North American revenue rose 9.2 percent, overcoming a 2 percent decline in sales volumes, Dow said.
``The outlook in the U.S. is going to be problematic,'' as automotive and housing markets slow economic growth to about 1.5 percent in 2008, Liveris said in the interview. ``The first half is going to be really soft.''
Earnings declined in four of Dow's five units. Profit fell by more than half in the performance-plastics and performance- chemicals units, which were hurt by weakness in U.S. automotive and housing markets, HSBC's Ahmed said. Earnings fell 15 percent in the basic-plastics unit and rose 59 percent in basic chemicals, Dow said. The agriculture unit had a loss.
Joint Ventures
Earnings from joint ventures, including the Equate and MEGlobal ventures in Kuwait, jumped 21 percent to $294 million, Dow said. Last year, Dow announced ventures in Saudi Arabia, China, Libya and Brazil. Joint ventures contributed more than $1 billion to full-year earnings for the first time, Dow said.
``That tells you that their strategy of setting up these low-cost joint ventures is working,'' Ahmed said.
Dow's raw-material and energy costs tripled to $24.6 billion last year from 2002. Liveris is trying to mitigate the effect of near-record crude-oil prices.
Dow last month agreed to sell 50 percent of its commodity- plastics unit to Kuwait's Petrochemical Industries Co. for $9.5 billion. The transaction gives Dow access to cheaper raw materials and cash to buy specialty-chemical assets.
Dow may spend as much as $20 billion on an acquisition this year or use the cash on smaller purchases and a share buyback, Liveris said in the interview. Dow is focusing its acquisition search on companies that serve rapidly growing markets, including human health, energy, infrastructure, transportation and electronics, he said.
`Default Strategy'
If the company can't make an acquisition that would add to earnings in two years, Dow's ``default strategy'' is to spend the Kuwait proceeds on a ``massive'' share repurchase program in 2008, Liveris said.

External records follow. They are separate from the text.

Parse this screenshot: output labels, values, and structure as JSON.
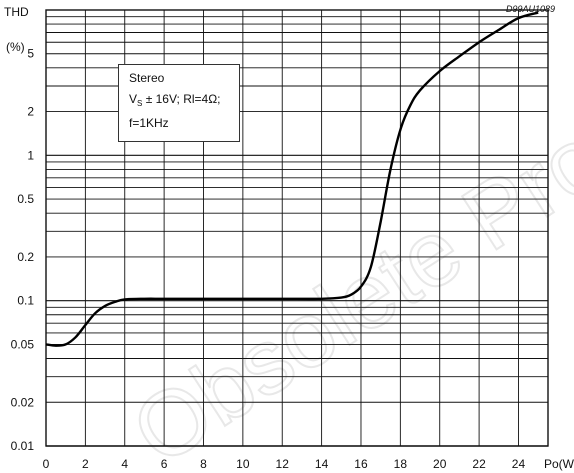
{
  "doc_code": "D99AU1089",
  "watermark": "Obsolete Product(s) - Obsolete Product(s)",
  "legend": {
    "line1": "Stereo",
    "line2_main": "V",
    "line2_sub": "S",
    "line2_rest": " ± 16V; Rl=4Ω;",
    "line3": "f=1KHz"
  },
  "chart_data": {
    "type": "line",
    "title": "",
    "ylabel_line1": "THD",
    "ylabel_line2": "(%)",
    "xlabel": "Po(W)",
    "xlim": [
      0,
      25.5
    ],
    "ylim": [
      0.01,
      10
    ],
    "yscale": "log",
    "grid": true,
    "x_ticks": [
      0,
      2,
      4,
      6,
      8,
      10,
      12,
      14,
      16,
      18,
      20,
      22,
      24
    ],
    "y_tick_values": [
      0.01,
      0.02,
      0.05,
      0.1,
      0.2,
      0.5,
      1,
      2,
      5
    ],
    "y_tick_labels": [
      "0.01",
      "0.02",
      "0.05",
      "0.1",
      "0.2",
      "0.5",
      "1",
      "2",
      "5"
    ],
    "series": [
      {
        "x": [
          0,
          0.5,
          1.0,
          1.5,
          2.0,
          2.5,
          3.0,
          3.5,
          4.0,
          5.0,
          6.0,
          8.0,
          10.0,
          12.0,
          14.0,
          15.0,
          15.5,
          16.0,
          16.5,
          17.0,
          17.5,
          18.0,
          18.5,
          19.0,
          20.0,
          21.0,
          22.0,
          23.0,
          24.0,
          25.0
        ],
        "y": [
          0.05,
          0.049,
          0.05,
          0.056,
          0.068,
          0.082,
          0.092,
          0.098,
          0.102,
          0.103,
          0.103,
          0.103,
          0.103,
          0.103,
          0.103,
          0.105,
          0.11,
          0.125,
          0.17,
          0.35,
          0.8,
          1.5,
          2.2,
          2.8,
          3.8,
          4.8,
          6.0,
          7.3,
          8.8,
          9.6
        ]
      }
    ]
  }
}
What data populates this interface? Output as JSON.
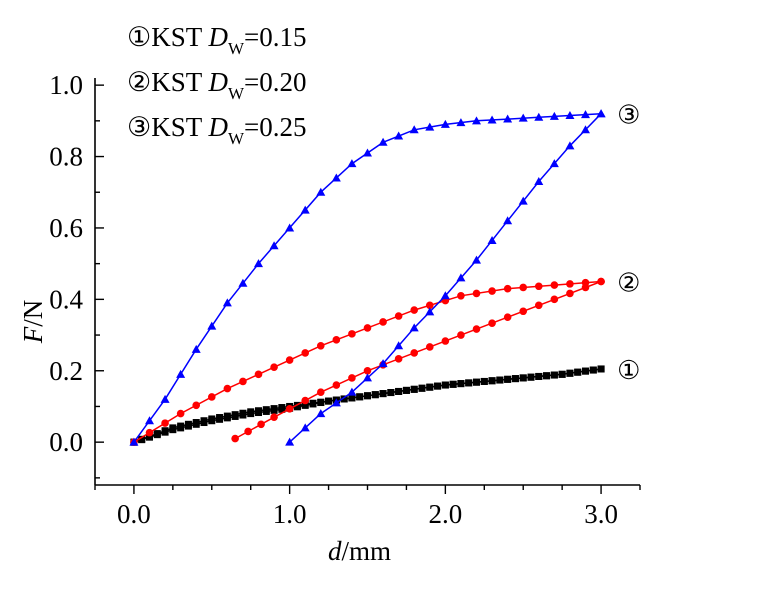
{
  "chart_data": {
    "type": "line",
    "xlabel": {
      "var": "d",
      "unit": "/mm"
    },
    "ylabel": {
      "var": "F",
      "unit": "/N"
    },
    "xlim": [
      -0.25,
      3.25
    ],
    "ylim": [
      -0.12,
      1.02
    ],
    "xticks": [
      "0.0",
      "1.0",
      "2.0",
      "3.0"
    ],
    "yticks": [
      "0.0",
      "0.2",
      "0.4",
      "0.6",
      "0.8",
      "1.0"
    ],
    "grid": false,
    "legend_position": "top-left",
    "legend": [
      {
        "num": "①",
        "pre": "KST ",
        "var": "D",
        "sub": "W",
        "post": "=0.15"
      },
      {
        "num": "②",
        "pre": "KST ",
        "var": "D",
        "sub": "W",
        "post": "=0.20"
      },
      {
        "num": "③",
        "pre": "KST ",
        "var": "D",
        "sub": "W",
        "post": "=0.25"
      }
    ],
    "series": [
      {
        "label": "①",
        "color": "#000000",
        "marker": "square",
        "loading": [
          [
            0.0,
            0.0
          ],
          [
            0.25,
            0.04
          ],
          [
            0.5,
            0.065
          ],
          [
            0.75,
            0.085
          ],
          [
            1.0,
            0.1
          ],
          [
            1.25,
            0.115
          ],
          [
            1.5,
            0.13
          ],
          [
            1.75,
            0.145
          ],
          [
            2.0,
            0.16
          ],
          [
            2.25,
            0.17
          ],
          [
            2.5,
            0.18
          ],
          [
            2.75,
            0.19
          ],
          [
            3.0,
            0.205
          ]
        ],
        "unloading": [
          [
            3.0,
            0.205
          ],
          [
            2.75,
            0.19
          ],
          [
            2.5,
            0.18
          ],
          [
            2.25,
            0.17
          ],
          [
            2.0,
            0.16
          ],
          [
            1.75,
            0.145
          ],
          [
            1.5,
            0.13
          ],
          [
            1.25,
            0.115
          ],
          [
            1.0,
            0.095
          ],
          [
            0.75,
            0.08
          ],
          [
            0.5,
            0.06
          ],
          [
            0.25,
            0.035
          ],
          [
            0.0,
            0.0
          ]
        ]
      },
      {
        "label": "②",
        "color": "#ff0000",
        "marker": "circle",
        "loading": [
          [
            0.0,
            0.0
          ],
          [
            0.3,
            0.08
          ],
          [
            0.6,
            0.15
          ],
          [
            0.9,
            0.21
          ],
          [
            1.2,
            0.27
          ],
          [
            1.5,
            0.32
          ],
          [
            1.8,
            0.37
          ],
          [
            2.1,
            0.41
          ],
          [
            2.4,
            0.43
          ],
          [
            2.7,
            0.44
          ],
          [
            3.0,
            0.45
          ]
        ],
        "unloading": [
          [
            3.0,
            0.45
          ],
          [
            2.7,
            0.4
          ],
          [
            2.4,
            0.35
          ],
          [
            2.1,
            0.3
          ],
          [
            1.8,
            0.25
          ],
          [
            1.5,
            0.2
          ],
          [
            1.2,
            0.14
          ],
          [
            0.9,
            0.07
          ],
          [
            0.65,
            0.01
          ]
        ]
      },
      {
        "label": "③",
        "color": "#0000ff",
        "marker": "triangle",
        "loading": [
          [
            0.0,
            0.0
          ],
          [
            0.2,
            0.12
          ],
          [
            0.4,
            0.26
          ],
          [
            0.6,
            0.39
          ],
          [
            0.8,
            0.5
          ],
          [
            1.0,
            0.6
          ],
          [
            1.2,
            0.7
          ],
          [
            1.4,
            0.78
          ],
          [
            1.6,
            0.84
          ],
          [
            1.8,
            0.875
          ],
          [
            2.0,
            0.89
          ],
          [
            2.2,
            0.9
          ],
          [
            2.4,
            0.905
          ],
          [
            2.6,
            0.91
          ],
          [
            2.8,
            0.915
          ],
          [
            3.0,
            0.92
          ]
        ],
        "unloading": [
          [
            3.0,
            0.92
          ],
          [
            2.8,
            0.83
          ],
          [
            2.6,
            0.73
          ],
          [
            2.4,
            0.62
          ],
          [
            2.2,
            0.51
          ],
          [
            2.0,
            0.41
          ],
          [
            1.8,
            0.32
          ],
          [
            1.6,
            0.22
          ],
          [
            1.4,
            0.14
          ],
          [
            1.2,
            0.08
          ],
          [
            1.0,
            0.0
          ]
        ]
      }
    ]
  }
}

``This year we are going to have to cross the Rubicon, so to speak,'' Liveris said on the call. Dow has arrived ``at the most exciting era in the history of the company,'' he said.
Net income in 2007 declined 22 percent to $2.89 billion, or $2.99 a share, as sales climbed 8.9 percent to $53.5 billion, Dow said.
Sales from specialty products, such as insulation and water- treatment filters, will rise to two-thirds of Dow's total from half after the Kuwait transaction closes late in 2008, Liveris said last month. The Kuwaiti venture will include all of Dow's plants that make polyethylene, polypropylene and polycarbonate plastics, as well as intermediate chemicals known as amines.
Dow is the world's biggest producer of ethylene, the most- used building-block chemical, used in plastics and synthetic textiles. The company also is the largest maker of polyethylene and polystyrene plastics, as well as chlorine and caustic soda.
Dow, founded in 1897, makes 3,200 products ranging from synthetic latex to pesticides at more than 150 sites in 37 countries.